Лиза исподлобья кинула на него тяжелый взгляд:
– Вы считаете этот факт оскорблением нравственности?
– Напротив, все вполне естественно. Возможно, даже и закономерно. Я вообще, Лиза, уверяю вас, отношусь к проблемам подобного рода без предубеждений и без цинизма. Каждый волен делать то, что ему хочется. Не в ущерб другим, разумеется. Эгоизм должен быть взаимным, разумным, как говаривал один
– Читала. Я поняла, кого вы цитируете. Думаю, что он только учился быть искренним, а пока охотно наблюдал за собой со стороны.
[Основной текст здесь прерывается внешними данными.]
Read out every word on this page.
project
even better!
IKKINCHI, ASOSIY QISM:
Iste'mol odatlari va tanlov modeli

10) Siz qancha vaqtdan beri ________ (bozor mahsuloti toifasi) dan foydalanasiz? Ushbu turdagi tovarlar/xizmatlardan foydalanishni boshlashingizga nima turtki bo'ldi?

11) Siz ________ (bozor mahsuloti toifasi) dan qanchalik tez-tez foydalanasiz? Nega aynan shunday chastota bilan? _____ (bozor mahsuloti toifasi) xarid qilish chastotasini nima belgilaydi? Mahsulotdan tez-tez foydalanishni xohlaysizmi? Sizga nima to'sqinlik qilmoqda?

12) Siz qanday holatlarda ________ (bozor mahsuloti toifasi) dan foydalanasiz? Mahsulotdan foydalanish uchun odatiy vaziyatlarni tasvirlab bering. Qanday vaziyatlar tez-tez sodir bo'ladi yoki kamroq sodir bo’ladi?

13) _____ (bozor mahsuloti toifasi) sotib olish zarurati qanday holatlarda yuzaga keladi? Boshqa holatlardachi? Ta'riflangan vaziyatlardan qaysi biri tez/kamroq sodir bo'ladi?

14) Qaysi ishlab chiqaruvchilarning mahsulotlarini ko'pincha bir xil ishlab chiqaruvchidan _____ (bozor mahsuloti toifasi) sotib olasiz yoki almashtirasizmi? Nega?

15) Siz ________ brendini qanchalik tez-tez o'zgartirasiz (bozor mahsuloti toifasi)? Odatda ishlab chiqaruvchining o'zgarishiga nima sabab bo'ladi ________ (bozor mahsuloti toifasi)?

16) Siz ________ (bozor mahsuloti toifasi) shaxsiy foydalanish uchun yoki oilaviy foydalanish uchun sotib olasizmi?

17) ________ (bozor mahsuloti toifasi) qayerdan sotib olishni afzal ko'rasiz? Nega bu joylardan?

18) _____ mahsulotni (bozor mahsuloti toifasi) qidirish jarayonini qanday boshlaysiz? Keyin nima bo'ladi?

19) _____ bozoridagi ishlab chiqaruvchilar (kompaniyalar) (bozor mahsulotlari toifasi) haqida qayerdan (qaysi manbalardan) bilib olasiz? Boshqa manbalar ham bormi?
Меня это неприятно удивило… Но речь сейчас о другом, мне любопытно, вы сами-то следуете своим принципам? Или все это только для посторонних?
– Вам действительно любопытно? – улыбнулся Турецкий, протягивая огонек к ее сигарете.
– А вы не видите?
– Обычно я предпочитаю Козьму Пруткова…
Она чуть нахмурилась и тоже улыбнулась:
– А-а, в смысле не верь глазам своим?
– Вы знаете, Лиза, а с вами легко!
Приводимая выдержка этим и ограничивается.